Ewige Nacht in Klagenfurt
Stadttheater Klagenfurt. „Il canto s’attrista, perché?“, nach der Lockdown-Uraufführung 2021 nun endlich vor Publikum: Jubel für anderthalb packend düstere Opernstunden.
Ein schwarzes Haus, mit Planen verhängt, dreht sich durch die Dunkelheit. Ringsum kreisen die Schatten kahler Bäume. Ein stilisierter Hofstaat, darunter drei Kinder mit riesigen Puppenköpfen und alten, fratzenhaften Gesichtern. Eine Pferdekutsche ohne Pferde, in der spät noch eine Reisende aufschreckt. Dokumentarisch anmutende Filmprojektionen, die Vergangenheit und Gegenwart blutgetränkt eins werden lassen. Und immerzu Nacht, keine Morgendämmerung, nur Grauen.
Nigel Lowery zeigt in Regie und Ausstattung einen Psychothriller, der irgendwo zwischen Gothic und Splatter, Edgar Allan Poe und der letzten „Saw“-Fortsetzung angesiedelt ist. Das passt im Fall von Salvatore Sciarrinos „Il canto s’attrista, perché?“sowohl zur Vorlage als auch zur Musik. „Der Gesang wird traurig, warum?“, fragt der selbstbezügliche Titel. Der Chor, also das Volk von Mykene, singt fast exakt diese Worte im zentralen Intermezzo, der vierten von sieben Szenen dieser knapp 90 Minuten dauernden, pausenlosen Oper: In Sciarrinos eigener Bearbeitung des ersten Teils von Aischylos’ „Orestie“geht es um den Mord der Klytämnestra an ihrem Mann, Agamemnon, der aus dem Trojanischen Krieg heimkehrt – oder, kurz für Opernfans: um die Vorgeschichte der „Elektra“von Hofmannsthal und Strauss.
Eine Tonspur der Finsternis
Sciarrinos Partitur hat freilich nichts mit den monumentalen Klängen zu tun, die Strauss seinerzeit am Rand der Tonalität aufgetürmt hat, um über deren Grenzen hinausblicken zu können.
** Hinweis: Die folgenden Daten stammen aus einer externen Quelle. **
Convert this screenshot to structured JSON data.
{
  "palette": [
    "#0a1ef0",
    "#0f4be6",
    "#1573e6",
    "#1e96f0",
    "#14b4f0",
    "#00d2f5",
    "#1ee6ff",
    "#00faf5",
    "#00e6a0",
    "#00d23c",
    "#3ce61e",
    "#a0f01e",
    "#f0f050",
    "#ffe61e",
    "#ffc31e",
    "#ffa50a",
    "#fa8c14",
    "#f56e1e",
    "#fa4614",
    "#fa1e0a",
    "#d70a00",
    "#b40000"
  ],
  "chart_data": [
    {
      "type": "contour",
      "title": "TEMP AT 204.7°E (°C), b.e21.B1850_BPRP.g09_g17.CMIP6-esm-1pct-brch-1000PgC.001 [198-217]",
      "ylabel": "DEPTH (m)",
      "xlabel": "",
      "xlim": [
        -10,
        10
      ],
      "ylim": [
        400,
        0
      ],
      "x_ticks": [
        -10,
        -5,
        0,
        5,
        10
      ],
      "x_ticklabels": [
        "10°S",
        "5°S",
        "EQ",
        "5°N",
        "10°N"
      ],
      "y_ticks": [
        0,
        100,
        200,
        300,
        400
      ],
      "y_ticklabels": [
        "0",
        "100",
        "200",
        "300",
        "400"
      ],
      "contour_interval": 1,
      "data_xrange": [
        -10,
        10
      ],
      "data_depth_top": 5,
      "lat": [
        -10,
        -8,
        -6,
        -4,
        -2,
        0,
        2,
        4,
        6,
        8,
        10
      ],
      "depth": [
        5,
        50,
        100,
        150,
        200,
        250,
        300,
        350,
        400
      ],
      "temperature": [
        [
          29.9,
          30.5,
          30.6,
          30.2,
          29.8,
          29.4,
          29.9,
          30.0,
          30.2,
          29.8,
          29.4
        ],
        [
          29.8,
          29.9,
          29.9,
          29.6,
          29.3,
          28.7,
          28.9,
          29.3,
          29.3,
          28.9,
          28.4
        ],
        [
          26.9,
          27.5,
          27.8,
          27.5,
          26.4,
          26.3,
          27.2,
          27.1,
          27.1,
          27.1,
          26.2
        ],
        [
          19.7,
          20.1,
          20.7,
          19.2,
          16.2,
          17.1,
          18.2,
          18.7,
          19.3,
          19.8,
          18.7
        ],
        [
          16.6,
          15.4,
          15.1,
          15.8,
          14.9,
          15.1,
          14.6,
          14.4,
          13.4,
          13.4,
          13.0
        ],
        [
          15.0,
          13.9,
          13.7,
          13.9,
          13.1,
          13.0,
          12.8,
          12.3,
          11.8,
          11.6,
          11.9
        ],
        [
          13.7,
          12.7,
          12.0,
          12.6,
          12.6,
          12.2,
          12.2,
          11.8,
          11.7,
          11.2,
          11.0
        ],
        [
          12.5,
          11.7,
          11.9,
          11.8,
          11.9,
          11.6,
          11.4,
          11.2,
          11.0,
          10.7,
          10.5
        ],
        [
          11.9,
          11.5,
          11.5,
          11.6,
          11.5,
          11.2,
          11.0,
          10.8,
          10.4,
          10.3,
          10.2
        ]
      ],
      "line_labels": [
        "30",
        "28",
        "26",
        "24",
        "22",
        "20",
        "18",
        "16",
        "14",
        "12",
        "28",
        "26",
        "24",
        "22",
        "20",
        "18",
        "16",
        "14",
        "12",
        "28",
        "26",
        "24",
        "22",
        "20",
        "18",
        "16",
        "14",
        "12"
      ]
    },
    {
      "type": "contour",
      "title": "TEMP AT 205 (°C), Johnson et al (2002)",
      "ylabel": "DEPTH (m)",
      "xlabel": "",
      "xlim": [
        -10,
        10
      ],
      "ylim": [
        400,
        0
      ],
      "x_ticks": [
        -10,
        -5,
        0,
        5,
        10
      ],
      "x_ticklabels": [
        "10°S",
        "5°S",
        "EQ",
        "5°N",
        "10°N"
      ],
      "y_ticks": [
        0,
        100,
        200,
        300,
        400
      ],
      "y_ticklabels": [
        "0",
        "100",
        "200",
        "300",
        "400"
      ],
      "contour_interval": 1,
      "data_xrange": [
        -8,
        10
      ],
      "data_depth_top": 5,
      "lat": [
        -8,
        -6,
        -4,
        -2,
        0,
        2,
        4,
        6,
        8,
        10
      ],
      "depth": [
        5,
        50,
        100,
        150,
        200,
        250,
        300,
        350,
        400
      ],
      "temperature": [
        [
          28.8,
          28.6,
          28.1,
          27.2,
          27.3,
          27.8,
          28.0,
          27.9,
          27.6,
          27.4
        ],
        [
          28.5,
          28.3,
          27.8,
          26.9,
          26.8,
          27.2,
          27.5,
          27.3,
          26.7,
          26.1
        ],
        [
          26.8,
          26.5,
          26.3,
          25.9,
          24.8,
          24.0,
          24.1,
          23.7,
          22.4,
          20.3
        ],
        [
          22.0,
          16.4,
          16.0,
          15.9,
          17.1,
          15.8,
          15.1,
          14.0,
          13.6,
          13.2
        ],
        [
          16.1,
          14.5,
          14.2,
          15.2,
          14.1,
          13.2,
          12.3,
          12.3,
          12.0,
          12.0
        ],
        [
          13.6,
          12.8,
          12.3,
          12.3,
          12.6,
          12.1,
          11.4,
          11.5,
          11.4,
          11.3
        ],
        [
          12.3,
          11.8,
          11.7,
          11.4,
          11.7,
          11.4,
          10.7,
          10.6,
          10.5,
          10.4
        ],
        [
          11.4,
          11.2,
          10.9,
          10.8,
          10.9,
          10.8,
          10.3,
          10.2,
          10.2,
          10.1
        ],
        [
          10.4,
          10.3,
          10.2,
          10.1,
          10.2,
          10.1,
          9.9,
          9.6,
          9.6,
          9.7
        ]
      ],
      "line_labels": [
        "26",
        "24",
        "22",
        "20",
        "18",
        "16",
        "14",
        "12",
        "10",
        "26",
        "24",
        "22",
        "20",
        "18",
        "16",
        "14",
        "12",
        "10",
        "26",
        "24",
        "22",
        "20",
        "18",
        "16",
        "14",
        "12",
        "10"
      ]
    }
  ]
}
Lowerys Thrillernacht auf der Bühne korrespondiert mit Sciarrinos Musik – nicht nur in diesem Fall, sondern ganz allgemein: Die Werke des bald 77-jährigen Sizilianers funktionieren als Tonspur der Finsternis. Manchmal streichelt einen darin der Mondschein, garniert durch wundersames Zirpen und Rauschen, Säuseln und Rascheln. Doch immer wieder sind es Schreckensnächte, in denen uns Sciarrino wachhält und mit dem leisesten Knacken und zartesten Knirschen die Haare zu Berge stehen lässt. Sein Arsenal lauscht der Komponist also der Natur ab. Deshalb tönt seine Musik einerseits hochartifiziell sublimiert und psychologisch durchdacht, bleibt aber auf der anderen Seite trotzdem in genau dieser Emotionalität unmittelbar verständlich.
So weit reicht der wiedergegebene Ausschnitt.